September 06, 2013

Risk-weighted capital requirements are a prime example of quack policies, and FT ignoring it, of quack journalism

Sir, Sir Samuel Brittan writes that “Politics resonate with the sound of quack policies”, September 6.

A prime example of those quack policies, are the risk-weighted capital requirements for banks based on perceived risk, lower-risk less-capital, higher-risk more-capital. These cause the banks to earn much much higher risk-adjusted returns on their equity when lending to “The Infallible”, the AAAristocracy, than when lending to “The Risky”, like the medium and small businesses, entrepreneurs and start-ups. And that of course distorts completely the allocation of bank credit to the real economy. 

Those capital requirements are not “based on evidence”, and do not stand up to scrutiny. As to the empirical evidence, this would point in the opposite direction, as all major bank crises have always resulted from excessive exposures to what is perceived as “absolutely safe”. As for the analysis that lies behind, that is as mumbo-jumboish as you can find.

Brittan holds that such quack policies “overlook the benefits that people derive from the discouraged activities”. Indeed the benefits for the real economy, of the banks providing access to “The Risky”, in competitive terms, are completely overlooked.
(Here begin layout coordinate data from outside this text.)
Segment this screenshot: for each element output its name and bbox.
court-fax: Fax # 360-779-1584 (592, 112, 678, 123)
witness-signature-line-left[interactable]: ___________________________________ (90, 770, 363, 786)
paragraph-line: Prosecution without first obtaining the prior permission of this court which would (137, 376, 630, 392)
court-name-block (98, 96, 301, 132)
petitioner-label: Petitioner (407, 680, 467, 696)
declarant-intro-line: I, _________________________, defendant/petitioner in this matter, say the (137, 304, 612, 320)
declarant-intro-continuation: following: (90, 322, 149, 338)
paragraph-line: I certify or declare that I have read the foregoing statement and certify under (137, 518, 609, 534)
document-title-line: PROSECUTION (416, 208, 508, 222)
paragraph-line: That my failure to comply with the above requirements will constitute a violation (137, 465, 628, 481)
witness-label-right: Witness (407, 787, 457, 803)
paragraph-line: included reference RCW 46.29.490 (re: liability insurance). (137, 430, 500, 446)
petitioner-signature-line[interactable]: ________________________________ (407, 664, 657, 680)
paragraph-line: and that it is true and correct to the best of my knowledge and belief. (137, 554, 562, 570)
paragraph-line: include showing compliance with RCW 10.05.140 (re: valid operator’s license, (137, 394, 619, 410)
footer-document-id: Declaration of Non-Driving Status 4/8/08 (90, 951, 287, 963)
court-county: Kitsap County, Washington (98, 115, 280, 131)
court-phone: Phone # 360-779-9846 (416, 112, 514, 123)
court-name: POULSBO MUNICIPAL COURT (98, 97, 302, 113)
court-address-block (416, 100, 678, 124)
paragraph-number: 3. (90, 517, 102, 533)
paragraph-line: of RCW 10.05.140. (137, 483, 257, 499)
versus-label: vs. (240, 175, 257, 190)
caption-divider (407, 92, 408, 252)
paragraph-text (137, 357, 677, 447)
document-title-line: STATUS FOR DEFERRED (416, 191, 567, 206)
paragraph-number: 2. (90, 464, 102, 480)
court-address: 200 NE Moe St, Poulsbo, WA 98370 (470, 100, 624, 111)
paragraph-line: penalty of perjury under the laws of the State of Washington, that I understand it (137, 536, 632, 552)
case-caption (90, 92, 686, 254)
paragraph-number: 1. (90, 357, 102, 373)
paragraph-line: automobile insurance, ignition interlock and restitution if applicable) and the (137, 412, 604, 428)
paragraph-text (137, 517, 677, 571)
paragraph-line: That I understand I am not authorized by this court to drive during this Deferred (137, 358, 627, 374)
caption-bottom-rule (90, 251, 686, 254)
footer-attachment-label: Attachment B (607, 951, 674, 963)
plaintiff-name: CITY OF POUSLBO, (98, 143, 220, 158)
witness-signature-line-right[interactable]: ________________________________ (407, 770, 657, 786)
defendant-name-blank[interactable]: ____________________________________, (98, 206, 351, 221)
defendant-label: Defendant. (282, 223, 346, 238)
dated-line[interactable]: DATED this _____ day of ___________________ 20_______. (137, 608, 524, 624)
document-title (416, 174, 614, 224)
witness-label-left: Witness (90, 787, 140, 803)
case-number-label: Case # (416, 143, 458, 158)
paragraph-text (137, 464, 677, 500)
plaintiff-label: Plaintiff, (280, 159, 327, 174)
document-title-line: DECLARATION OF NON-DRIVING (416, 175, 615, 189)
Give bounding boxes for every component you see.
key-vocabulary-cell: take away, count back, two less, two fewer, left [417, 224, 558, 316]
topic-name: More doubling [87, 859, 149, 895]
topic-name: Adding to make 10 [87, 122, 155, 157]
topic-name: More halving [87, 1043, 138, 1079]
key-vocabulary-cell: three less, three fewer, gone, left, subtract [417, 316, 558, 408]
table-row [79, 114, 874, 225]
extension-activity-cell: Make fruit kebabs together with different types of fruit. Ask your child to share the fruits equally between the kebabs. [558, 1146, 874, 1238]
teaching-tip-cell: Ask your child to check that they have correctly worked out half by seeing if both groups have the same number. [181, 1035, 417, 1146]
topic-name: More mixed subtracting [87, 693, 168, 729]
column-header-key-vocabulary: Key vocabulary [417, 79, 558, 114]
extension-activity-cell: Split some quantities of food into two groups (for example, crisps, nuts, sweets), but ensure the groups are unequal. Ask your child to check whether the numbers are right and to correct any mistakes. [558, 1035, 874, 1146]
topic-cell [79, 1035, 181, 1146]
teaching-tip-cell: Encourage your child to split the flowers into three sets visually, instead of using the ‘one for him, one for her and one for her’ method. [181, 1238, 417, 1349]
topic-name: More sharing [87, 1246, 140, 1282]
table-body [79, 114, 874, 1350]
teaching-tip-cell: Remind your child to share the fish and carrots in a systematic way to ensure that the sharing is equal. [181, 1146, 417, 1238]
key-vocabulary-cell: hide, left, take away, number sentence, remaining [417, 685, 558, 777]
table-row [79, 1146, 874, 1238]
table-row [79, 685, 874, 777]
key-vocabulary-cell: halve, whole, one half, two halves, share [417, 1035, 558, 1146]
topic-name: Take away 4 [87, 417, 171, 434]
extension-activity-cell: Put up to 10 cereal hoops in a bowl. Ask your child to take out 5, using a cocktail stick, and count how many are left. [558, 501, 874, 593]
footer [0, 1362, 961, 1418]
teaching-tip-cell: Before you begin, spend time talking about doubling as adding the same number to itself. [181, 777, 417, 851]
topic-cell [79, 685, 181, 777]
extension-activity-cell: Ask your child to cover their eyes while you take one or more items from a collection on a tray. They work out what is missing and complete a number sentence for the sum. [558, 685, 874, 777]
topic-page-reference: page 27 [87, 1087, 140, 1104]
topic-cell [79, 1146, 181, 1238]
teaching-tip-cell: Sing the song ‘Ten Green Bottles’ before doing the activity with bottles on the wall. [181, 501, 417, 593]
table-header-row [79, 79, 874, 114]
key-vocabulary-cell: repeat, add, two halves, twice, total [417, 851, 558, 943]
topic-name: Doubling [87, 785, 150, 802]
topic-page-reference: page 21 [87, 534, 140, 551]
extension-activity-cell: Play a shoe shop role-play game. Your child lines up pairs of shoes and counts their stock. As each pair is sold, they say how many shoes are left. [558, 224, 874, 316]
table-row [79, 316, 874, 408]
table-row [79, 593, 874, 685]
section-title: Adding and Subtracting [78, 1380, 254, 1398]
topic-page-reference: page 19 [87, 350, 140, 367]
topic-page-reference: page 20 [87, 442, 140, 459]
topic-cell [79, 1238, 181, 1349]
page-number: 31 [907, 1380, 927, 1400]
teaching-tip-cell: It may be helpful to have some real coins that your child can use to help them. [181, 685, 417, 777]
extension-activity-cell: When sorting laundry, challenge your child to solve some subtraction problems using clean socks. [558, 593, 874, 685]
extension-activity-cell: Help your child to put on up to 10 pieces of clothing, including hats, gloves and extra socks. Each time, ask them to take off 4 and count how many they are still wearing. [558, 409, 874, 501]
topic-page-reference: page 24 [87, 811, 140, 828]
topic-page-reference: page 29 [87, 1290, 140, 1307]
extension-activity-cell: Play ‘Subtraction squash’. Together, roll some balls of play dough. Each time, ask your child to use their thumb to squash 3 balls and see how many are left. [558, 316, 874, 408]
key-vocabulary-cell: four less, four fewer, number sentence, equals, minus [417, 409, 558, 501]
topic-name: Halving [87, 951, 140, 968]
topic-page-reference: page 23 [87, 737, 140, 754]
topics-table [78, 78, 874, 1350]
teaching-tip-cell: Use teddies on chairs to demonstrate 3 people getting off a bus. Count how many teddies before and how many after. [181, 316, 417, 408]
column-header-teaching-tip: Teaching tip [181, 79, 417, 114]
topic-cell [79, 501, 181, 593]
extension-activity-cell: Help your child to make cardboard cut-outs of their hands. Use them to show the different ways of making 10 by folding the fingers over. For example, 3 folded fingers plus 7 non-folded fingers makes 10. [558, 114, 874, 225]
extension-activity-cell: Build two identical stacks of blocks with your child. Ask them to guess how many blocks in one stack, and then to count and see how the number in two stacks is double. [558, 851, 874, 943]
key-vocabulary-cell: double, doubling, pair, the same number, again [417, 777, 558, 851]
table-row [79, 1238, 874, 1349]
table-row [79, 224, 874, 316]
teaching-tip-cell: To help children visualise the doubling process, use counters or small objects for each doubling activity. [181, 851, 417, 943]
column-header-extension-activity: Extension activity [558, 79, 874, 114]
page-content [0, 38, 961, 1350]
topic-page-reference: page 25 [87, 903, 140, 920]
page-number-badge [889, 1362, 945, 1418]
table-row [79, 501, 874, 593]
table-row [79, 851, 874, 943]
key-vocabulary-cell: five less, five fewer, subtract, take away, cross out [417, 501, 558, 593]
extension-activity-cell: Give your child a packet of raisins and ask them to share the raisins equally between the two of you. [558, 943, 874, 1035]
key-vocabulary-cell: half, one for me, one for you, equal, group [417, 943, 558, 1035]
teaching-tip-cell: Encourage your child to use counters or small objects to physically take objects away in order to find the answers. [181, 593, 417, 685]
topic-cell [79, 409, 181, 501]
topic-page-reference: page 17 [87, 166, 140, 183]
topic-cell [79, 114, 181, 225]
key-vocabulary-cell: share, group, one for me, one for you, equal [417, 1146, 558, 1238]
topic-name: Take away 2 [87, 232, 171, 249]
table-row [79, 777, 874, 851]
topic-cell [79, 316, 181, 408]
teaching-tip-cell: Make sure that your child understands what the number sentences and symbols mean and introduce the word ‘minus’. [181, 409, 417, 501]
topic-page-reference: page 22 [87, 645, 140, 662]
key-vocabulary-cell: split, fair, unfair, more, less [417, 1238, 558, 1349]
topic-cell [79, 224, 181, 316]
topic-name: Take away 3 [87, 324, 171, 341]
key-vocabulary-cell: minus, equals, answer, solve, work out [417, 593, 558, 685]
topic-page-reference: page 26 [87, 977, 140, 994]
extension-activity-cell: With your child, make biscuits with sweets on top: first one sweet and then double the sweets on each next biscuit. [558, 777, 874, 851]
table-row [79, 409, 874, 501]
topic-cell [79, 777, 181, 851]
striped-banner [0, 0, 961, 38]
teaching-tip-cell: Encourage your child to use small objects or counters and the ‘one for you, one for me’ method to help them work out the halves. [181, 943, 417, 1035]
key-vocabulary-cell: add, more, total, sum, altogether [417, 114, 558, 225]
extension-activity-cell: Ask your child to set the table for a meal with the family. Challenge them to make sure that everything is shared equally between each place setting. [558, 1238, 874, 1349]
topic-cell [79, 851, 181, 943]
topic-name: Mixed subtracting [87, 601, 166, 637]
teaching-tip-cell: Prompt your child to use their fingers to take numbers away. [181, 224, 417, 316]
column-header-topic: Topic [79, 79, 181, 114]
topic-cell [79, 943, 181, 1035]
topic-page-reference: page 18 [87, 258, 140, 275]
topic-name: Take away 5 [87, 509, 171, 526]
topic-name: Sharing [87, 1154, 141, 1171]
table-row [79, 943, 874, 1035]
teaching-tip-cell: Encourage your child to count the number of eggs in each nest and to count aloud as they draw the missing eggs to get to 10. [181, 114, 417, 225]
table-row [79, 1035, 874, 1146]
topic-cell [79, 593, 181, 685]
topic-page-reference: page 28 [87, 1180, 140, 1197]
Brittan also hold that such quack policies ignore the substitutes that are found and can be as harmful as the original. Indeed, by allowing the banks to earn such high expected returns on equity on what is “absolutely safe”, they might lend it too much on too lenient terms, and so the safe havens can get get to be dangerously overcrowded, like what happened to AAA rated securities in the US, Spanish real estate, Greece and other “infallibles”.

But I must say that for the Financial Times to ignore such regulatory quack, for so long, even when I have written you over one thousand letters about the problem with these regulations, that could also classify as quack journalism.